Multiple Reconfigurable Intelligent Surfaces Aided Vehicular Edge Computing Networks: A MAPPO-Based Approach

Reconfigurable intelligent surface (RIS) is envisioned as a new technology to improve the quality-of-service in vehicular edge computing (VEC) networks due to its ability to change the wireless radio propagation environment. In this paper, we study multi-RIS-assisted VEC networks, where vehicle user equipments (VUEs) can offload tasks to nearby base stations (BSs) which offer efficient computation edge services (ESs). Meanwhile, the individual virtual machine (VM), which is defined as a software clone of the VUE's service environment containing the profile and application to run the VUE's tasks, need to be migrated to the same ES for offloaded task completion.
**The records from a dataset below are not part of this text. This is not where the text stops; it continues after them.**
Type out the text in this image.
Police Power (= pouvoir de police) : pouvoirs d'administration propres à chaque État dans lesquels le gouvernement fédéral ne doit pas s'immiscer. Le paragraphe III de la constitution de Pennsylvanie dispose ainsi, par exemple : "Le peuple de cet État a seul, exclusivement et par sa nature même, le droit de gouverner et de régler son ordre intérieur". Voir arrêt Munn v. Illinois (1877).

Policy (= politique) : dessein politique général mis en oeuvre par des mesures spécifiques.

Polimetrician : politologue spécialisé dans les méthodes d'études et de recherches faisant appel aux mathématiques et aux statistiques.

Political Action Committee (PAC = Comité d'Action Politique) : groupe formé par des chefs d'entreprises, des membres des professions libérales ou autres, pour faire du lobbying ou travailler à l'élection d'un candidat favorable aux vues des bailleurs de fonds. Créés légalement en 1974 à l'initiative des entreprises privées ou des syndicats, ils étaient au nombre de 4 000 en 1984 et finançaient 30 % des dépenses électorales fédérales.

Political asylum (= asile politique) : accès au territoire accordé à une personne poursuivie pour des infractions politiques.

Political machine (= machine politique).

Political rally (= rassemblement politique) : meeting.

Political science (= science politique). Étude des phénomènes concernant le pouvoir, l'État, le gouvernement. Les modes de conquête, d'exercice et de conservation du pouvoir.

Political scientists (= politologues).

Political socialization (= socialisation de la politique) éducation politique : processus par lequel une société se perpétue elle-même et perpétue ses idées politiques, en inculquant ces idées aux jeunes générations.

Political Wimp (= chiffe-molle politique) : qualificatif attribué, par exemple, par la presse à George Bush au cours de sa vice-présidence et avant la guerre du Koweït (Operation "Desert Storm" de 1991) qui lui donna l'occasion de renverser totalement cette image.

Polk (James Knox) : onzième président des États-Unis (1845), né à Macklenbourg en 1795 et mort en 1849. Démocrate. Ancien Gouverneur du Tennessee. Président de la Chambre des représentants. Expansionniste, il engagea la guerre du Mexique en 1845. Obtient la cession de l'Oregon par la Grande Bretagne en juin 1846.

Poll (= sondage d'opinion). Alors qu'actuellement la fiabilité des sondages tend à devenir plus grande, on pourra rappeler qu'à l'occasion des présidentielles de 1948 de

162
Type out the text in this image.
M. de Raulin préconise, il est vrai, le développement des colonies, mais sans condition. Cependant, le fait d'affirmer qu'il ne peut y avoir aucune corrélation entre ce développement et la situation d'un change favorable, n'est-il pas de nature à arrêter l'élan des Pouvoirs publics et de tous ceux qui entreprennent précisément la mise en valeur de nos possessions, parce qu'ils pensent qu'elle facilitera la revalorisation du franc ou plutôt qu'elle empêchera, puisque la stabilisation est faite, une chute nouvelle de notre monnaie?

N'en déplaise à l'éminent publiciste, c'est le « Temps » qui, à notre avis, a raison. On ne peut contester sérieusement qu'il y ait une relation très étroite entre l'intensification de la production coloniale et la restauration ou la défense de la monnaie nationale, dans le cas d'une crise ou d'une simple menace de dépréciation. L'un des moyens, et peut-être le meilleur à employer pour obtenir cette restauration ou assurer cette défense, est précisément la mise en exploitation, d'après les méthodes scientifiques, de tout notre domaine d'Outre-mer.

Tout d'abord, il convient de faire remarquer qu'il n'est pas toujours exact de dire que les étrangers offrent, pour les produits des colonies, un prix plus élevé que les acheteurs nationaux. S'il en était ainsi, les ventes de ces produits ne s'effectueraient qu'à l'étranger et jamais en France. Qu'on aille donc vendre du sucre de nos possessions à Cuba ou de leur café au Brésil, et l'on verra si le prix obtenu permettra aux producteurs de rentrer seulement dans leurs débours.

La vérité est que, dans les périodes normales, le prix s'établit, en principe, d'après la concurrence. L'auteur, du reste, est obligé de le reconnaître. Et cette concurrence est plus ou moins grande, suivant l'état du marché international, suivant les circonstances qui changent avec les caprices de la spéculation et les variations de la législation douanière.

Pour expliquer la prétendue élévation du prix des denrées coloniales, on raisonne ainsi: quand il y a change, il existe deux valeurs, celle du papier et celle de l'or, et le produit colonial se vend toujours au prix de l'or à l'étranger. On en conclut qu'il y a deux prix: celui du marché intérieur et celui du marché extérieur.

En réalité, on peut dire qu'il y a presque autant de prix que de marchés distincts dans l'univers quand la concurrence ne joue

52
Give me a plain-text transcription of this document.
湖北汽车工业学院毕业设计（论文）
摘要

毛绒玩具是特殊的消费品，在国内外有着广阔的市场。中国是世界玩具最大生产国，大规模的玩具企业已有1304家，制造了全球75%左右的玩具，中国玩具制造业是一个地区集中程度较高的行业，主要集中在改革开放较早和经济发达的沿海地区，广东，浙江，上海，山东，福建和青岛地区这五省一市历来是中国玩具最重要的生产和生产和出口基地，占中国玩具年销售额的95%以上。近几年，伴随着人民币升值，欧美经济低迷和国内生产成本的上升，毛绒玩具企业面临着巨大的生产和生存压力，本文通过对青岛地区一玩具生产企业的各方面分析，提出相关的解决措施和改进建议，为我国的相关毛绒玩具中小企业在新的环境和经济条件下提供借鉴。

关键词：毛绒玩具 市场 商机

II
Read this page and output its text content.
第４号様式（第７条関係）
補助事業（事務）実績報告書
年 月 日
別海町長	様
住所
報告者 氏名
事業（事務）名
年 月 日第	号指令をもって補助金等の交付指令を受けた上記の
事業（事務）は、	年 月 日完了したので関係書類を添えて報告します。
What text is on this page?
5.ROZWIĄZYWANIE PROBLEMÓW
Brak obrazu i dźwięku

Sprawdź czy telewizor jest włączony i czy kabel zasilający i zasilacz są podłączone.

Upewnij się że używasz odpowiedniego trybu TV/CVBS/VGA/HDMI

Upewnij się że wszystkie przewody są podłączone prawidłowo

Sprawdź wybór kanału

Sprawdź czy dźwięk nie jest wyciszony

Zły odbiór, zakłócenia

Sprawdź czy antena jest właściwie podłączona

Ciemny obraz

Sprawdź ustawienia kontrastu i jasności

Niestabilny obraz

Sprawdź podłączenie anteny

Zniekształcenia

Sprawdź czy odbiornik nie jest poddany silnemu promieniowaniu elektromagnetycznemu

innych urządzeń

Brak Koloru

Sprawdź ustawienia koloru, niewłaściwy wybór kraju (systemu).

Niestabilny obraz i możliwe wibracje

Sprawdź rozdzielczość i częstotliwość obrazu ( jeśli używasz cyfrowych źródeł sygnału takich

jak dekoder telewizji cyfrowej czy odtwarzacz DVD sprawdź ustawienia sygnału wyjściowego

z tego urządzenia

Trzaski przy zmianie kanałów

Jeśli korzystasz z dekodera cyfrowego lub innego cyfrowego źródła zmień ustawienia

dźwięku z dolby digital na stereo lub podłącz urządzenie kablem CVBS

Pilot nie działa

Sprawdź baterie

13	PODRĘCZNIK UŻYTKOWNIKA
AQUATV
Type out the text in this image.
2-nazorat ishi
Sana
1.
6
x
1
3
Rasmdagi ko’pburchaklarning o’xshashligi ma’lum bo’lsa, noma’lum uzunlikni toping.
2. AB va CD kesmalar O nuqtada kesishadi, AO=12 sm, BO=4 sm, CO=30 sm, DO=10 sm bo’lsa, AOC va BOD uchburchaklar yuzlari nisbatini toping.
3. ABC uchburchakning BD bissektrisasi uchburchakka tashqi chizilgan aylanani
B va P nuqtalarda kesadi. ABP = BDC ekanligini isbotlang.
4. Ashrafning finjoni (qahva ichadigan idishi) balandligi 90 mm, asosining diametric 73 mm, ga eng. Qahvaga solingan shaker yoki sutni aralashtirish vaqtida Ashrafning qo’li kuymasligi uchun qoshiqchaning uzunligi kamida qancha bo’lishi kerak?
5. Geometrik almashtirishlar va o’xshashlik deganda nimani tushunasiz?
Accordingly, we formulate a throughput maximization problem for multi-RIS-assisted VEC networks via jointly optimizing the selected ESs, the deployment locations of RISs, and reflection matrices of RISs, subject to the maximum tolerable delay. To solve the non-convex mixed-integer nonlinear optimization problem, we propose an efficient algorithm based on multi-agent proximal policy optimization (MAPPO) with the centralized training and decentralized execution (CTDE) framework, where two types of heterogeneous agents are considered. In particular, several tricks such as reward normalization, orthogonal initialization, and learning rate decay are adopted to accelerate the convergence of the proposed algorithm. Numerical simulation results show that the throughput obtained by the proposed MAPPO-based scheme outperforms that obtained by the scheme without multi-RIS 26.41% and that obtained by the scheme without service migration 23.65%, respectively. Moreover, compared to other conventional multi-agent reinforcement learning (MARL) algorithms, the proposed algorithm converges faster.